Oi. Desculpem eu chegar ainda cheia de confetes e dos meus “ala-la-ôs”, mas ainda tem algo sobre o carnaval que eu preciso falar. Se vocês tiverem um tantinho de paciência, poderão perceber que o papo de hoje transita entre o carnaval que passou (OBRIGADA PELA ALEGRIA, MINHA MOCIDADE!) e o dia da mulher.

O Portal G1 foi fazendo um “esquenta” com entrevistas de musas selecionadas de cada escola. Uma das reportagens que mais me marcou durante esse pré-carnaval foi a de Rafaela Bastos, componente da Estação Primeira de Mangueira que fez um estudo premiado sobre a objetificação sexual das passistas. Indo na contramão do que muitas feministas negras acham, ela mostra que sim, as meninas estão completamente cientes de como a imagem delas é vendida, mas que nunca partiu delas tal mensagem.

Rafaela Bastos e sua Medalha Rui Barbosa
Rafaela Bastos e sua Medalha Rui Barbosa

Trago este assunto à tona porque das feministas negras que eu sempre procuro ler para me informar, nenhuma fala sobre isso. Ou tratam as moças das escolas de samba como completamente alienadas, ou até mesmo como se o carnaval não fizesse parte da cultura negra – e essa é a parte que me dói mais. Ele tá dilacerado, mutilado, nas mãos de quem não devia, mas como diz Nelson Sargento, baluarte da escola de Rafaela, ele agoniza, mas não morre. Mas me incomoda toda essa aura de “agora que estou na academia, este popular não tem mais valor” (ou até pior: “nunca gostei de carnaval, então f*-se, vou dar minha opinião como mulher negra sem conhecer o contexto”).

Rafaela sente isso na pele, tanto que não se reconhece feminista. E eu entendo o lado dela: como, se as que se declaram como tais repudiam o que ela faz durante alguns meses do ano, mesmo repetindo o mantra que lugar de mulher é onde ela quiser? A moça é geógrafa e trabalha na Secretaria de Cultura do Rio, logo, tem também instrução de nível superior. Nada a separa de nós, negras que não vivem o Carnaval com intensidade, já que o objetivo comum é o respeito e a igualdade perante a sociedade.

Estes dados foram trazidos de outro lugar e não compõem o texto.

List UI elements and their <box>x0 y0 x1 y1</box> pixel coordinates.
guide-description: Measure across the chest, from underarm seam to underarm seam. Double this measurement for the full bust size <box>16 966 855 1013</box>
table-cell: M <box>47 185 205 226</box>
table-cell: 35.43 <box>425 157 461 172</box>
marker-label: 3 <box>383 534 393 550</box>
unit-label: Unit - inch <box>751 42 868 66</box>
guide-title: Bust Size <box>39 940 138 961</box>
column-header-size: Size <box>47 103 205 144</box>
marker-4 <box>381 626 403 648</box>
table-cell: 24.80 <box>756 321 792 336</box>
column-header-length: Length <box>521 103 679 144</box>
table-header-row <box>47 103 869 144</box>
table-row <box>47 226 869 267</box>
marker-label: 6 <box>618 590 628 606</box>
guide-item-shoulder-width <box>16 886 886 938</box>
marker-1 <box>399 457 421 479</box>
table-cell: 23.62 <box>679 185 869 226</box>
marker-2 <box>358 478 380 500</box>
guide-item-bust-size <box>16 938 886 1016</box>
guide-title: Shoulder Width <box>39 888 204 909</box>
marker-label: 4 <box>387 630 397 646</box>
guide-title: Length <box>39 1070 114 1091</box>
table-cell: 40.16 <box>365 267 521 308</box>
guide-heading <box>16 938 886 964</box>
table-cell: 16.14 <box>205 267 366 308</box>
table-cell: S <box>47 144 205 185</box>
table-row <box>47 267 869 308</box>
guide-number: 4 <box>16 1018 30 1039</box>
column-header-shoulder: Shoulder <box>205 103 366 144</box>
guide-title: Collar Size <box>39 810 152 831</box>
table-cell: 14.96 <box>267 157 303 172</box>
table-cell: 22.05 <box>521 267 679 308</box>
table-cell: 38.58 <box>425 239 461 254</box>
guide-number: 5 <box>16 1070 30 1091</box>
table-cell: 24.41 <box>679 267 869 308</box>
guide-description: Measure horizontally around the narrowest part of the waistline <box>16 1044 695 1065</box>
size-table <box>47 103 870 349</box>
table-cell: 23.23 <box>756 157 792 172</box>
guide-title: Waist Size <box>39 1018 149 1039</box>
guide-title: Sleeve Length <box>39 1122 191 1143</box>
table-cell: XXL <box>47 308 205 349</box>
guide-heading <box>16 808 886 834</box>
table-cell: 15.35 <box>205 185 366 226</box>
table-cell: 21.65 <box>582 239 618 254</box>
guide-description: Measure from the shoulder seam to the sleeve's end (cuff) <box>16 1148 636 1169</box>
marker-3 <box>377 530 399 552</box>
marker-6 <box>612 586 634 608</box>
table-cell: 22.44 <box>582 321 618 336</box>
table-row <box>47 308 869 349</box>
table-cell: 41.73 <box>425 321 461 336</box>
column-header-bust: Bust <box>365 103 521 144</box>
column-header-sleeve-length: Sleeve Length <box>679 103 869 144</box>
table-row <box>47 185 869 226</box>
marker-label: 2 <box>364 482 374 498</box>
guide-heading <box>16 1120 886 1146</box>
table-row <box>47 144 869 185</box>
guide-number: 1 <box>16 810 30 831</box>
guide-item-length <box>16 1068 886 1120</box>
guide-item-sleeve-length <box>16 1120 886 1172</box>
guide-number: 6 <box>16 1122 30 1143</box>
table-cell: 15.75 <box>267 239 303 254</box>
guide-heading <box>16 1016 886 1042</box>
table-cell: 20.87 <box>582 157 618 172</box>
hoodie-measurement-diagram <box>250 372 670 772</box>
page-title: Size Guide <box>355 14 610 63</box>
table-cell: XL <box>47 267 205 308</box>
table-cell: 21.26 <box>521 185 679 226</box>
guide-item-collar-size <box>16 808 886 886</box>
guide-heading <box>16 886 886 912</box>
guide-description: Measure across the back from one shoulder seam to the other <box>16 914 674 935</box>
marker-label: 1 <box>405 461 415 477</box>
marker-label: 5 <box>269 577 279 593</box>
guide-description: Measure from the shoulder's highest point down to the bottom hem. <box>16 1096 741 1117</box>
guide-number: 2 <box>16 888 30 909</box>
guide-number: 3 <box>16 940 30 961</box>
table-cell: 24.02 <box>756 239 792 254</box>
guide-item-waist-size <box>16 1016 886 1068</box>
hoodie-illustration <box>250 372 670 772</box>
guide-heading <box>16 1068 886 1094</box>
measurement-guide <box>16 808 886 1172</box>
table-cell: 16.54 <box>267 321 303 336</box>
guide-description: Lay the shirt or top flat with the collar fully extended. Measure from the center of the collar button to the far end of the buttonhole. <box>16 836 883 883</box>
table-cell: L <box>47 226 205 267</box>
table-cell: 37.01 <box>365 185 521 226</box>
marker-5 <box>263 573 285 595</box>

Rafaela sendo musa na Sapucaí
Rafaela sendo musa na Sapucaí

A autocrítica do movimento faz-se necessária, pois menosprezar mulheres do mundo do samba é privar uma parcela da sociedade que mostra para as meninas que também pode-se ser princesa de outra forma, dançar como quiser (é o que a sociedade sambística espera de uma passista, afinal) e exigir a aceitação de seus espaços. Faz-se necessário entender que muitas (muitas) meninas (mesmo! Eu fui uma delas) se espelham nas Rainhas, Princesas e Musas das comunidades das GRES por aí como primeiro exemplo. Então não deveria haver motivo para demonizá-las.

Não adianta somente querer vestir a Globeleza e achar que o trabalho está feito – é necessário saber que nosso samba precisa ser entendido como um todo. O enredo é muito mais denso que parece. Poderíamos unir forças pra começar a desconstruir paradigmas também dentro dos Grêmios Recreativos.